The difficulty with certain quick-arrival new type introductions is deciding their level of cultural identity in themselves – and in contrast to any individual elements contained within – as opposed to by their feature of type. De Botton found attraction and personality in a UK motorway service station, despite ostensible reasons to do otherwise saying: ‘The building was architecturally miserable, it smelt of frying oil and lemon-scented floor polish, the food was glutinous and the tables were dotted with islands of dried ketchup from the meals of long-departed travellers, and yet something about the scene moved me. There was poetry in this forsaken service station’.

He then extended this purview saying, ‘Its appeal made me think of certain other equally and unexpectedly poetic travelling places – airport terminals, harbours, train stations and motels’.

The airport does portray a certain culture, but to an extent only of its kind, rather than from where it is.

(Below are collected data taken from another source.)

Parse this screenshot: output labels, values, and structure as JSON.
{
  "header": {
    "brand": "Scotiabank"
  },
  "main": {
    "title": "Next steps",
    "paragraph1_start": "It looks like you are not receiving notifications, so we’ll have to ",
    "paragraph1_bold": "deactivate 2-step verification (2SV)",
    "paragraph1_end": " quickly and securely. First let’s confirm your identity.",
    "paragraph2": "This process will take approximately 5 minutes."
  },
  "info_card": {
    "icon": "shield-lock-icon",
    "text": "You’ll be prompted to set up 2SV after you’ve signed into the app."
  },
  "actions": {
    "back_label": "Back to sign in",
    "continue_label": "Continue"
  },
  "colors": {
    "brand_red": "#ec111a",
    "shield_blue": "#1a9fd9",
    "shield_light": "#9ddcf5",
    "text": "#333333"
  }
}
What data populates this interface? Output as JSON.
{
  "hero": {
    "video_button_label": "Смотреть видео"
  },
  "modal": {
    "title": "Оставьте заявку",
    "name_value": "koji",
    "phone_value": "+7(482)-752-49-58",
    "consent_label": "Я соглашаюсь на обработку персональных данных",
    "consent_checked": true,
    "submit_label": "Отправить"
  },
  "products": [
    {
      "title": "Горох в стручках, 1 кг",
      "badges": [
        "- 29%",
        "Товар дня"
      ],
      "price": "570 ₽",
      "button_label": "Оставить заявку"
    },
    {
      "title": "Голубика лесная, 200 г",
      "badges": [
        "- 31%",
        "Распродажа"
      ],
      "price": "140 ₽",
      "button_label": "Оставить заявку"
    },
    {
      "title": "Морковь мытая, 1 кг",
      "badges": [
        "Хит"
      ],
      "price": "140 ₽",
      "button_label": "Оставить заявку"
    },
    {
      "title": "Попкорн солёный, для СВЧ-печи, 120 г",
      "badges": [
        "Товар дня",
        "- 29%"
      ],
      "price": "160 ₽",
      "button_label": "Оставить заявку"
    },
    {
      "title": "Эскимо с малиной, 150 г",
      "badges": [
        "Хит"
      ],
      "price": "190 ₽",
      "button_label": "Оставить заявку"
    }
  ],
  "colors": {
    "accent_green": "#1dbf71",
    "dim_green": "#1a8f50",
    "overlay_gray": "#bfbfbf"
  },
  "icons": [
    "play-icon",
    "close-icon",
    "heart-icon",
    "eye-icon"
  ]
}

Augé sees airports as ‘non-places’ along with, among others, ‘aircraft, trains and road vehicles … railway stations, hotel chains, leisure parks’, and all of which non-places and including too ‘high-speed roads’ he regards as ‘the real measure of our time’. Nonetheless, concerning airports, to be noticed by any person well-travelled is how place-specific aspects can be manifested there, even through a framework of globally-ubiquitous type, and certainly in some of the food and drink on offer and its style of delivery. Pascoe says that airports ‘should be treated not as the sterile transitory zones with which we are all familiar, but as “vessels of conception” for the societies passing through them’. This suggests airports not be bland and without shade of character and to offer dimensions of providing opportunity to experiment and make novel effort. This perhaps might include buying or consuming any unusual foreign foods or drinks available in duty free shop of airport café or restaurant.